A person exhibiting the above symptoms or other complications such as infection at the site of a bite after being bitten by a mosquito should contact their doctor immediately.


As with other allergies, prevention is the best medicine. Mosquitoes require standing or stagnant water to breed. If possible, avoid standing water especially at dusk and dawn when mosquitoes are most active. Other ways to prevent mosquito bites include:

  • wearing protective, light-colored clothing such as long-sleeved shirts, long pants, socks, and a wide-brimmed hat
  • eliminating standing water around the home (unclog rain gutters, empty children’s pools, clean birdbaths, and empty unused containers such as flower pots)
  • applying insect repellents such as DEET (follow directions carefully) or use citronella-scented candles in outdoor areas or campsites
  • repairing holes in window or door screens

There is limited evidence that taking vitamin B-1 (thiamin) during the summer also may provide some protection against mosquito bites as well. Thiamin is thought to work by slightly changing a person’s scent. Studies are ongoing.

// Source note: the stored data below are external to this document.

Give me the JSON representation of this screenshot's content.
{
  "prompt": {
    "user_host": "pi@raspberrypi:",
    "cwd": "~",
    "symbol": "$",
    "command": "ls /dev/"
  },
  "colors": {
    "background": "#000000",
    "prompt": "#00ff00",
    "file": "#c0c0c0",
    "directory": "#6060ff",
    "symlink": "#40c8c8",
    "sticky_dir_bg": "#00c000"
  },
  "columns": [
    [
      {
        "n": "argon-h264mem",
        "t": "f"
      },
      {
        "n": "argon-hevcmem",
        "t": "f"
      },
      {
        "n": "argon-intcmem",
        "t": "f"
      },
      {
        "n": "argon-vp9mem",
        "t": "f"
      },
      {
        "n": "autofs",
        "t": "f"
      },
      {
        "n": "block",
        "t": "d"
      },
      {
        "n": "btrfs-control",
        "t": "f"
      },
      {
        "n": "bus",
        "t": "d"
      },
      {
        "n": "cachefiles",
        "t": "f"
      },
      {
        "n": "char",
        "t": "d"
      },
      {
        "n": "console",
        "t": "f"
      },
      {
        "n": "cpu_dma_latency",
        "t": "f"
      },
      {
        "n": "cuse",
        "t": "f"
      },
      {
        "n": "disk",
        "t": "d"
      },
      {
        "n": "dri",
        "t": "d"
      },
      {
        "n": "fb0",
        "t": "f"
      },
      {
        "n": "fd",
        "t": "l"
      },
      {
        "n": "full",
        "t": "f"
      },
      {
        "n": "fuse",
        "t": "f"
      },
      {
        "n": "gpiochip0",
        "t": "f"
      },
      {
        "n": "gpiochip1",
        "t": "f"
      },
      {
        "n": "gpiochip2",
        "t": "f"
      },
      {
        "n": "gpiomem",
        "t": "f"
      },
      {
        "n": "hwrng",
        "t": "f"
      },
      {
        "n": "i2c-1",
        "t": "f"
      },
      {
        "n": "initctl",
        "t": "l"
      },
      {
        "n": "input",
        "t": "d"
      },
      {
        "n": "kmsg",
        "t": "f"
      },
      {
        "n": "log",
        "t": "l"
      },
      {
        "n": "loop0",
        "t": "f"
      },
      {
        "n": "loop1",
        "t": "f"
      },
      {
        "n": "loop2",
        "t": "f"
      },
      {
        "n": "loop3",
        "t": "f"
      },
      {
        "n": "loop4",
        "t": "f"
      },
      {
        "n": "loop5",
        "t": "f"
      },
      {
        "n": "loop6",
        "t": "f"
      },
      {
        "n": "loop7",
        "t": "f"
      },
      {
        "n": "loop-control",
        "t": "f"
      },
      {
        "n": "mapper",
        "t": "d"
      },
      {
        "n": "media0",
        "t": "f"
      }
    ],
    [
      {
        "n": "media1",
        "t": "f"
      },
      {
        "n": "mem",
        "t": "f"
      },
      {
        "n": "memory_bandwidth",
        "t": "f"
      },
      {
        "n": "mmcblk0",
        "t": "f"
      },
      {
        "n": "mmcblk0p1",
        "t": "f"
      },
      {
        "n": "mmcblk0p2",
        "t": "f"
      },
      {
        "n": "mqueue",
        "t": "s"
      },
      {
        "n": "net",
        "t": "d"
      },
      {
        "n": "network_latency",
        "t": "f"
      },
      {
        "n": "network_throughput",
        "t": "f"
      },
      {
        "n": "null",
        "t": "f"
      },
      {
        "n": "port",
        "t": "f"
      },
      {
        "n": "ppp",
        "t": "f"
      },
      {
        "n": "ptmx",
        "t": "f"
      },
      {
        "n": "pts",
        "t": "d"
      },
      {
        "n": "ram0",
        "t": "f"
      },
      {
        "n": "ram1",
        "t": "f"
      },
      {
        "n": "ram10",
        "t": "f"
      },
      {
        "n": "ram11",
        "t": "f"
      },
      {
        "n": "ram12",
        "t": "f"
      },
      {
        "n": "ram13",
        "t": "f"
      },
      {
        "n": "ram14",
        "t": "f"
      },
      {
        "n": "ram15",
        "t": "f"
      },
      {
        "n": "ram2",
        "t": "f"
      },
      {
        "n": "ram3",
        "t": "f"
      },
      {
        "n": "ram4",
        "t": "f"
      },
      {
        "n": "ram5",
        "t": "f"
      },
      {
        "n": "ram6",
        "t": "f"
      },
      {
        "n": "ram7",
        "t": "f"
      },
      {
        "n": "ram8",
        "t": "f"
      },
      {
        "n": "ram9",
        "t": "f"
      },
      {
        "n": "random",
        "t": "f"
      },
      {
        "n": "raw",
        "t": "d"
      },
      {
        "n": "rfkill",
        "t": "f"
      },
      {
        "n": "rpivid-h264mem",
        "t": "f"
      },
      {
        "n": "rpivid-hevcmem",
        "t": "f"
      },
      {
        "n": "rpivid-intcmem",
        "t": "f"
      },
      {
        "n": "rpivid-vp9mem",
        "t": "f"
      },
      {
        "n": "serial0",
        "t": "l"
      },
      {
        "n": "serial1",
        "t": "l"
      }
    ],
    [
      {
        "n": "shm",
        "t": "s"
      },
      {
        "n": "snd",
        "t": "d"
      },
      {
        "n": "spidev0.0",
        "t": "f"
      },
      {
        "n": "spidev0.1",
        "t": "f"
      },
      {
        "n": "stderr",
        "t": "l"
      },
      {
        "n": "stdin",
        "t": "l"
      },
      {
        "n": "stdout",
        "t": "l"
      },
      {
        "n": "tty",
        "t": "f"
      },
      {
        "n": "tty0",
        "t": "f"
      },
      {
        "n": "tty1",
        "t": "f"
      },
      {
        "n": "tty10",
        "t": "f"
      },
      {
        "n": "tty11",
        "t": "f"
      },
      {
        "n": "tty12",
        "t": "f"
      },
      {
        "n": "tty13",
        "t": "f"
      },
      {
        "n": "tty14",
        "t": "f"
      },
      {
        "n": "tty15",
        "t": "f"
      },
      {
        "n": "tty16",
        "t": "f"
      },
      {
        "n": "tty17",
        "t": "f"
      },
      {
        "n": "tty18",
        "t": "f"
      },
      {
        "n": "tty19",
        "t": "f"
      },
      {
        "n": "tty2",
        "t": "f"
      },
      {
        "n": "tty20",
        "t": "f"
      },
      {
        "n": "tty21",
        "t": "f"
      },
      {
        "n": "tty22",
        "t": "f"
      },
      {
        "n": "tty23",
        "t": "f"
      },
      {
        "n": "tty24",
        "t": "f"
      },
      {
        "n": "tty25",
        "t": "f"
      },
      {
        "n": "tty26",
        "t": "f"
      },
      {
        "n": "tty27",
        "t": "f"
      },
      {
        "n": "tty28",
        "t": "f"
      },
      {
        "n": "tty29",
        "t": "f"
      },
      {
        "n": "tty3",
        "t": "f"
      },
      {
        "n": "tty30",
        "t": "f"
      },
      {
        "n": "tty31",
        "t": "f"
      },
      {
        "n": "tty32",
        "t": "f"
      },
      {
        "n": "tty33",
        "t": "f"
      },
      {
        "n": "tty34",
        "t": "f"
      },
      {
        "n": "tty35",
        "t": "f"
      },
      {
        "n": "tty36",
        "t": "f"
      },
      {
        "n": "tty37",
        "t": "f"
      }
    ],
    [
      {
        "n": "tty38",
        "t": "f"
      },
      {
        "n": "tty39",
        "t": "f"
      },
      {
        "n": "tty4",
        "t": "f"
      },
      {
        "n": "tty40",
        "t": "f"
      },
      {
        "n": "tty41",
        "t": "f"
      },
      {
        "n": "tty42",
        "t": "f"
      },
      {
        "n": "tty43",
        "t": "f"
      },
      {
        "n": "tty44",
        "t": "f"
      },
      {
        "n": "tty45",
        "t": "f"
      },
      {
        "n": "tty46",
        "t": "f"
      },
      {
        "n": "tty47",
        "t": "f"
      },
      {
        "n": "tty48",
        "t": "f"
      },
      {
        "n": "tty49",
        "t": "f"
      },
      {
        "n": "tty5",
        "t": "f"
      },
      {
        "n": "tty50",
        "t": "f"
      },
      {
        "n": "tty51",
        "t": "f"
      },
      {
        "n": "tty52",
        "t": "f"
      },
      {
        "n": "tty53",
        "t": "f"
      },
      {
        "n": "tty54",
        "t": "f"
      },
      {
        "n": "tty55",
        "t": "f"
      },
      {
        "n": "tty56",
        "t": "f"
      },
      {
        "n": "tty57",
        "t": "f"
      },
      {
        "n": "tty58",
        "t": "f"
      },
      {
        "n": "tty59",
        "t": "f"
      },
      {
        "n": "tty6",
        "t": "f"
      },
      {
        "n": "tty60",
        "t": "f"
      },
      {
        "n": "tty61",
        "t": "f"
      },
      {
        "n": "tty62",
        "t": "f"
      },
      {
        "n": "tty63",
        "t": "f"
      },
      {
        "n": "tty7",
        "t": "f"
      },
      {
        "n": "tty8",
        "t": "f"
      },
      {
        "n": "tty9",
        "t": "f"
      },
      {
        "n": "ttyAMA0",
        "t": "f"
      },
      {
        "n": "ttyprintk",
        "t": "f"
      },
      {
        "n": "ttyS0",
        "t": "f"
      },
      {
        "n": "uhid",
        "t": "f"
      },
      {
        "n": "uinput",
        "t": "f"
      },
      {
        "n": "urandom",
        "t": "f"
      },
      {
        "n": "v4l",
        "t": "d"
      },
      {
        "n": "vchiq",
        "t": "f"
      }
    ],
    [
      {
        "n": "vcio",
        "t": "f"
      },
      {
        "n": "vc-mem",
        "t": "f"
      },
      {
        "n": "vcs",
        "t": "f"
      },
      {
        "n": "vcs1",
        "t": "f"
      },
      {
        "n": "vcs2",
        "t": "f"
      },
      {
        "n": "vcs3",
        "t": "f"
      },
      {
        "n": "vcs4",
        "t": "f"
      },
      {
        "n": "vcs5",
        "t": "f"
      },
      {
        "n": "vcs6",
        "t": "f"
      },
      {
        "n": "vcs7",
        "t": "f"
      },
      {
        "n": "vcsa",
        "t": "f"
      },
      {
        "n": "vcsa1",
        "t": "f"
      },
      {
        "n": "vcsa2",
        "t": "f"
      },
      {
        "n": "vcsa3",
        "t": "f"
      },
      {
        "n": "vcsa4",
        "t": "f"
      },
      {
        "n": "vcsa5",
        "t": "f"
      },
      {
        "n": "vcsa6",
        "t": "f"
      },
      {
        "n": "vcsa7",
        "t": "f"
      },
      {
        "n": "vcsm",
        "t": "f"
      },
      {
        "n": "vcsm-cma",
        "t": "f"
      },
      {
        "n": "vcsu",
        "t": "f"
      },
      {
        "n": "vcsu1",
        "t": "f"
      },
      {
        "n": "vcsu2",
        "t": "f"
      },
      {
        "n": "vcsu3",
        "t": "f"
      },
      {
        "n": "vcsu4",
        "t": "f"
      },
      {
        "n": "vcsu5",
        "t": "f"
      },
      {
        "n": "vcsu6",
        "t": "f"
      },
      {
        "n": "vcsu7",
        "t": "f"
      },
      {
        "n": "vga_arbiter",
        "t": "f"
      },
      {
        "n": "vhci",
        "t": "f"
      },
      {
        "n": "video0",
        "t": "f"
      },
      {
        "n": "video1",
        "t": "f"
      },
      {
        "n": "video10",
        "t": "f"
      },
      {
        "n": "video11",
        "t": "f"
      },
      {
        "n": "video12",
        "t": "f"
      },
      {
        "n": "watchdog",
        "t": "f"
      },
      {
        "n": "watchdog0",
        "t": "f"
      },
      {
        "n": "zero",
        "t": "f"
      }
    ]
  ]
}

Mosquitoes haven’t survived for millions of years by being anything less than determined. Even the best preventative measures probably won’t avert all bites. In the case of a normal reaction, a hydrocortisone cream or calamine lotion will provide relief from itching. A cold pack or ice cubes may help to relieve symptoms as well. For more serious allergic reactions, the following treatments may be used:

  • Take oral antihistamines (such as Benadryl or Claritin).
  • Use topical anti-itch lotion or athlete’s foot spray.
  • For hives, take a cool bath without soap or place ice cubes on itchy areas for 10 minutes.
  • A person in danger of anaphylaxis should carry an epinephrine autoinjector (EpiPen) in case of an emergency.